If you're not interested in joining or leading an application-development project, we have a list of standalone tasks that are more challenging. These are areas we are interested in exploring that could push us forward significantly, but that are not immediate priorities. If you can help us push forward that can change quickly.
The path information that stores transaction routing sigs currently takes up a considerable amount of space. The reason for this is that every hop tracks the sender and the receiver and the signature associated with each hop. Look at how profligate a two-hop transaction might be:
[
"0" : {
"from" : "03ef28eba9f770682ee3805937ee73cc8d25052213afe775977d02e859954c98ad",
"sig" : "a93e1c8d825edd61188d9af7e2c694b4d606aea09787f0443de1c081fb2778b631a3669e72944ad9b33ae4a7adb8817abba8893e1e34a217d21a01032753f456",
"to" : "02f85c4312b2385f96e1aa55ec86c99fd1596cec0914266a86e2e2df70bc368809"
} ,
"1" : {
"from" : "02f85c4312b2385f96e1aa55ec86c99fd1596cec0914266a86e2e2df70bc368809",
"sig" : "0b988c8260890d4dcc041f576f88c0ff6682a83e029b4dc7f3dc28ae60d3e7d300b9385f1c57953e810eaf390d976a3558d33e6e436d3f012902d8f047919975",
"to" : "2AnXk35mKoJPHRWkViMWkFkZCR7JBWMwSfAShnZBK9jRv"
}
]
In the future it will be trivial to remove most of the addresses when creating compact blocks. The recipient of the previous hop can of course be assumed to be the sender of the next for instance. And addresses can be indexed separately.
Even with this approach, our routing signatures themselves are still large, contribute enough byte-data as hops grow that the cost-saving of using Saito over other networks will gradually disappear as the hop-length of the transaction increases. Longer routing paths also impose greater storage costs on the network long-term, although we could also conceivably prune them from transaction during ATR rebroadcasting.

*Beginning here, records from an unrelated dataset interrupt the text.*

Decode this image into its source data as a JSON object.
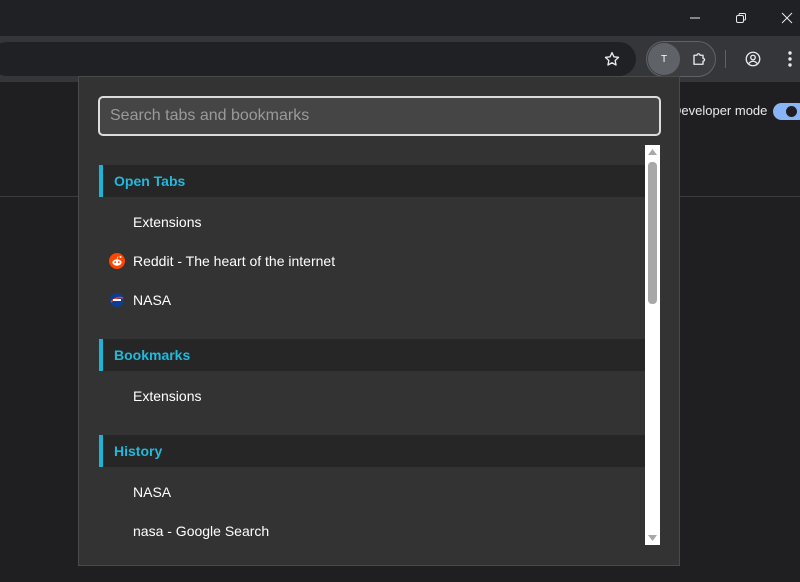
{
  "window": {
    "minimize_icon": "minimize-icon",
    "restore_icon": "restore-icon",
    "close_icon": "close-icon"
  },
  "toolbar": {
    "account_initial": "T",
    "icons": [
      "star-icon",
      "extensions-puzzle-icon",
      "profile-icon",
      "menu-kebab-icon"
    ]
  },
  "page": {
    "dev_mode_label": "Developer mode",
    "dev_mode_on": true
  },
  "popup": {
    "search": {
      "placeholder": "Search tabs and bookmarks",
      "value": ""
    },
    "sections": [
      {
        "title": "Open Tabs",
        "items": [
          {
            "label": "Extensions",
            "icon": "none"
          },
          {
            "label": "Reddit - The heart of the internet",
            "icon": "reddit-icon"
          },
          {
            "label": "NASA",
            "icon": "nasa-icon"
          }
        ]
      },
      {
        "title": "Bookmarks",
        "items": [
          {
            "label": "Extensions",
            "icon": "none"
          }
        ]
      },
      {
        "title": "History",
        "items": [
          {
            "label": "NASA",
            "icon": "none"
          },
          {
            "label": "nasa - Google Search",
            "icon": "none"
          }
        ]
      }
    ]
  },
  "colors": {
    "accent": "#22b9dc",
    "popup_bg": "#333333",
    "section_bg": "#262626"
  }
}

With that said, one question is whether we can avoid this by using a commutative form of signature validation, where instead of three separate signatures that are added to transactions separately signers instead modify an existing signature. This may mean using an entirely different PKI algorithm and set-of-keys for routing work, but it might also be an extremely productive area of research. If we can find a way to replace multiple signatures with a single signature, the size of all transactions will fall non-trivially, which will assist with scale and faster transaction and block propagation generally.
If you are interested in helping us look into this, please note that any technique adopted must preserve the order of signatures. This is to prevent the block producer, for instance, from claiming to be the first node in the routing path and attacking the fairness of the routing lottery.
Our encrypt module automates the process of creating a shared secret between two browsers. The technique we use is the Diffie-Hellman Key Exchange, which is the same sort of cryptographic exchange that secures online banking in the traditional Internet. The major difference is that doing this on Saito is better as there are no Man-In-The-Middle attacks.
It is possible to do this sort of exchange between more than 2 keys. The number of "transactions" needed to complete the process increases exponentially as the number of participants increase, but there is no reason we can't have groups of arbitrary size protected. This is more hardcore work involving underlying cryptography, but having this done would be tremendously useful in speeding up group chat and group gaming functions.
We do not want to be running a VM on the base Saito network layer that executes smart contracts. But there are open source VMs out there which support smart contracts and might be useful to deploy on Saito. We are also interested in exploring base-layer scripting.
It would be a meaningful research project for someone to look into what sort of open source VMs are available and start thinking about which approaches to scripting might be suitable for integration with Saito.
Having someone handle this research could easily speed up having some sort of smart contracts or scripting deployed atop Saito and available for reference by Saito applications.
One of the ways that Saito gains security is by increasing the cost-of-attack in real-time. The network can do this by increasing the number of tokens that attackers must burn in order to produce blocks in conditions where the network is observably under attack.
The current network design takes advantage of one such condition -- when the number of fees being paid into the network spikes above 125% of a long-term smoothed average the network responds by burning most of the additional tokens. This is done to ensure that attackers (who may be matching the work of the honest network) cannot recapture both their own fees as well as those of the honest network.
We would be interested in having other people think through what variables Saito's consensus layer can measure to identify attack conditions. If we can identify conditions that are heavily associated with attack conditions and which can be measured and thus agreed-upon by all of the nodes in the network at the point of block-validation, then we can respond to attacks by having our consensus layer increase the network burn requirements.